Bagi kebanyakan orang, mempunyai penggemar rahasia menjadi suatu kebanggaan tersendiri. Bayangkan, di pagi hari ketika membuka loker, sekuntum mawar semerbak, dua batang cokelat, bahkan boneka beruang merah muda tiba-tiba bertengger di sana, tanpa diketahui siapa pengirimnya.
Perlakuan yang sangat manis sekaligus misterius, belum lagi kalau ternyata si misterius ini adalah seseorang yang menawan. Tentu saja semua orang berharap mempunyainya satu penggemar rahasia. Coba tebak ... aku punya satu.
Semenjak kuliah, dan tinggal sendirian di asrama, nampaknya seseorang diam-diam tertarik padaku, apakah aku mendambakannya? Tidak! Apakah aku senang dengan perhatian yang diberikan? Tidak sama sekali!
Alih-alih bunga, aku menemukan sederet gigi yang dicabut paksa—terlihat dari gusi yang masih menempel di akarnya. Alih-alih cokelat, aku menemukan gumpalan rambut berbagai warna di dalam tas, tapi yang paling parah adalah.
Suatu pagi, lokerku dikerumuni banyak orang berwajah hijau karena mual melihat mayat kaku seekor kucing tergantung di sana. Semua ‘hadiah’ itu selalu disertai sebuah memo singkat yang bertuliskan.
Dariku untukmu -‘TP’-
Aku sudah sering melapor pada dosen maupun pihak asrama, tapi jawaban mereka selalu sama.
“Itu hanya orang iseng!

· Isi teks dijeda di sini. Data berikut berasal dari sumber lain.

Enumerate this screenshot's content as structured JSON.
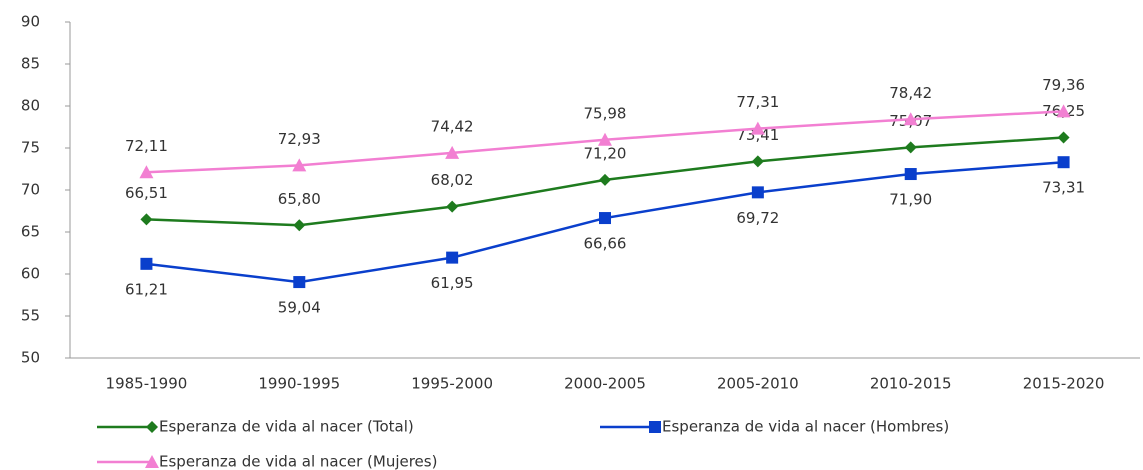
{
  "chart_data": {
    "type": "line",
    "categories": [
      "1985-1990",
      "1990-1995",
      "1995-2000",
      "2000-2005",
      "2005-2010",
      "2010-2015",
      "2015-2020"
    ],
    "series": [
      {
        "name": "Esperanza de vida al nacer (Total)",
        "color": "#1e7b1e",
        "marker": "diamond",
        "values": [
          66.51,
          65.8,
          68.02,
          71.2,
          73.41,
          75.07,
          76.25
        ],
        "value_labels": [
          "66,51",
          "65,80",
          "68,02",
          "71,20",
          "73,41",
          "75,07",
          "76,25"
        ]
      },
      {
        "name": "Esperanza de vida al nacer (Hombres)",
        "color": "#0a3fcc",
        "marker": "square",
        "values": [
          61.21,
          59.04,
          61.95,
          66.66,
          69.72,
          71.9,
          73.31
        ],
        "value_labels": [
          "61,21",
          "59,04",
          "61,95",
          "66,66",
          "69,72",
          "71,90",
          "73,31"
        ]
      },
      {
        "name": "Esperanza de vida al nacer (Mujeres)",
        "color": "#f27fd2",
        "marker": "triangle",
        "values": [
          72.11,
          72.93,
          74.42,
          75.98,
          77.31,
          78.42,
          79.36
        ],
        "value_labels": [
          "72,11",
          "72,93",
          "74,42",
          "75,98",
          "77,31",
          "78,42",
          "79,36"
        ]
      }
    ],
    "ylim": [
      50,
      90
    ],
    "yticks": [
      50,
      55,
      60,
      65,
      70,
      75,
      80,
      85,
      90
    ],
    "grid": false
  }
}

Aku yakin semua kejanggalan yang terjadi itu adalah perbuatan anak-anak lelaki berandal dari klub atletik!”
“Ada mayat kucing di dalam lokerku, sampai membuat semua orang muntah-muntah. Bukankah itu 'sangat' keterlaluan?” geramku menahan emosi.

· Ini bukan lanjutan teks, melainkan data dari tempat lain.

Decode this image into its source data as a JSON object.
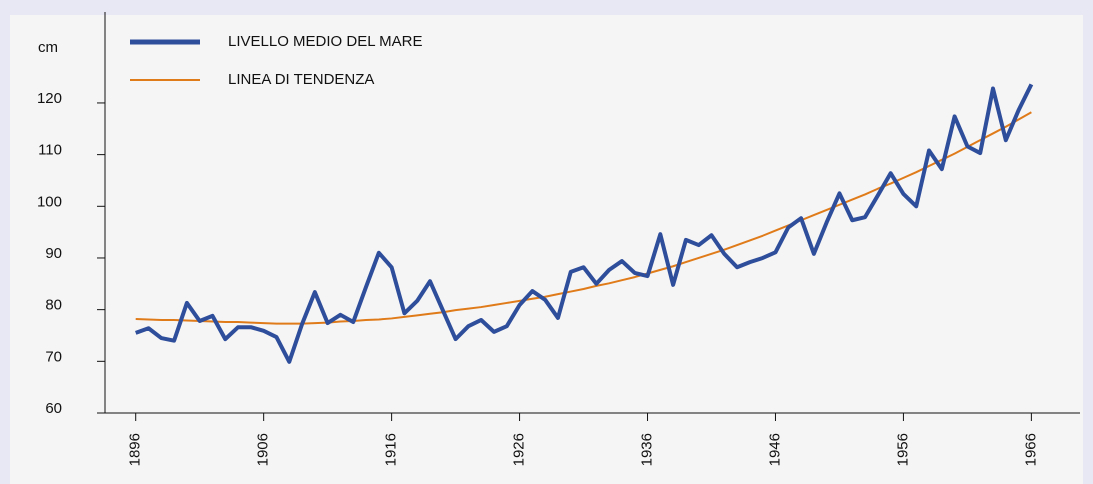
{
  "chart_data": {
    "type": "line",
    "ylabel": "cm",
    "x": [
      1896,
      1897,
      1898,
      1899,
      1900,
      1901,
      1902,
      1903,
      1904,
      1905,
      1906,
      1907,
      1908,
      1909,
      1910,
      1911,
      1912,
      1913,
      1914,
      1915,
      1916,
      1917,
      1918,
      1919,
      1920,
      1921,
      1922,
      1923,
      1924,
      1925,
      1926,
      1927,
      1928,
      1929,
      1930,
      1931,
      1932,
      1933,
      1934,
      1935,
      1936,
      1937,
      1938,
      1939,
      1940,
      1941,
      1942,
      1943,
      1944,
      1945,
      1946,
      1947,
      1948,
      1949,
      1950,
      1951,
      1952,
      1953,
      1954,
      1955,
      1956,
      1957,
      1958,
      1959,
      1960,
      1961,
      1962,
      1963,
      1964,
      1965,
      1966
    ],
    "series": [
      {
        "name": "LIVELLO MEDIO DEL MARE",
        "color": "#2e4d9b",
        "values": [
          75.5,
          76.4,
          74.5,
          74,
          81.3,
          77.8,
          78.8,
          74.3,
          76.6,
          76.6,
          75.9,
          74.7,
          69.9,
          77.2,
          83.4,
          77.4,
          79,
          77.6,
          84.4,
          91,
          88.2,
          79.3,
          81.7,
          85.5,
          79.9,
          74.3,
          76.8,
          78,
          75.7,
          76.8,
          80.9,
          83.6,
          81.9,
          78.4,
          87.3,
          88.2,
          85,
          87.7,
          89.4,
          87.1,
          86.5,
          94.6,
          84.8,
          93.5,
          92.5,
          94.4,
          90.8,
          88.2,
          89.2,
          90,
          91.1,
          95.9,
          97.7,
          90.8,
          96.9,
          102.5,
          97.3,
          97.9,
          102.1,
          106.4,
          102.4,
          100,
          110.8,
          107.2,
          117.4,
          111.6,
          110.3,
          122.8,
          112.8,
          118.6,
          123.6
        ]
      },
      {
        "name": "LINEA DI TENDENZA",
        "color": "#e07b1a",
        "values": [
          78.2,
          78.1,
          78.0,
          78.0,
          77.9,
          77.8,
          77.7,
          77.6,
          77.6,
          77.5,
          77.4,
          77.3,
          77.3,
          77.3,
          77.4,
          77.5,
          77.7,
          77.8,
          78.0,
          78.1,
          78.3,
          78.6,
          78.9,
          79.2,
          79.5,
          79.9,
          80.2,
          80.5,
          80.9,
          81.3,
          81.7,
          82.1,
          82.5,
          83.0,
          83.5,
          84.0,
          84.6,
          85.1,
          85.7,
          86.3,
          87.0,
          87.7,
          88.4,
          89.2,
          90.0,
          90.8,
          91.6,
          92.5,
          93.4,
          94.3,
          95.3,
          96.3,
          97.3,
          98.3,
          99.3,
          100.3,
          101.3,
          102.3,
          103.4,
          104.4,
          105.5,
          106.6,
          107.8,
          109.0,
          110.2,
          111.5,
          112.8,
          114.1,
          115.4,
          116.8,
          118.2
        ]
      }
    ],
    "xlim": [
      1893.6,
      1969.8
    ],
    "xticks": [
      1896,
      1906,
      1916,
      1926,
      1936,
      1946,
      1956,
      1966
    ],
    "ylim": [
      60,
      137.6
    ],
    "yticks": [
      60,
      70,
      80,
      90,
      100,
      110,
      120
    ],
    "grid": false
  }
}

“Jangan berlebihan, urusan kucing mati itu serahkan pada pembersih sekolah, dan semua akan kembali normal.”
“Aku tidak percaya ini ... bukankah kalian para guru sebaiknya memikirkan nasib murid kalian?” Aku berseru lebih keras. “Mungkin saja ada seseorang yang mengincarku!”
“Mungkin kalau kau berhenti menggoda laki-laki dengan pakaianmu semua ini tidak akan pernah terjadi!” Salah satu pengurus yayasan menudingku penuh tuduhan.
“Apa!” Aku menjerit saking kesalnya. “Aku korbannya di sini! Dan kalian melempar kesalahan kepadaku?”
Mereka tidak pernah menjawab lagi, bahkan menjulukiku 'Ratu Drama' dan haus perhatian. Kalau tahu perkuliahan akan sesulit ini, lebih baik tidak usah kuliah sama sekali, tetap tinggal bersama orangtua-ku di kampung halaman. Sempat berpikir untuk lapor polisi, tapi mengingat segala kehebohan yang mungkin terjadi, aku urung melakukan itu.
Akhirnya akupun memutuskan untuk mengabaikan segala kejadian aneh tersebut, bertingkah seolah tidak pernah ada apa pun di dalam loker, tidak pernah ada 'penggemar rahasia', dan melanjutkan hari-hariku sebagai seorang mahasiswa yang normal.
Toh apa pun yang diberikannya tidak pernah secara teknis melukaiku. Mungkin sedikit akibat gosip-gosip yang tersebar, aku masih bisa menanganinya.
***
Tiga bulan berlalu semenjak kejadian mayat kucing di dalam loker. Aku rasa semua sudah kembali normal, tidak pernah lagi ada benda-benada aneh di dalam loker atau di kolong mejaku. Aku senang akhirnya dia—siapa pun penggemar rahasiaku itu—sudah menyerah.
Malam ini aku pulang ke asrama dengan berkantong-kantong belanjaan. Penghujung tahun memang saat paling tepat untuk berbelanja karena banyak barang bagus yang mendapat potongan harga gila-gilaan.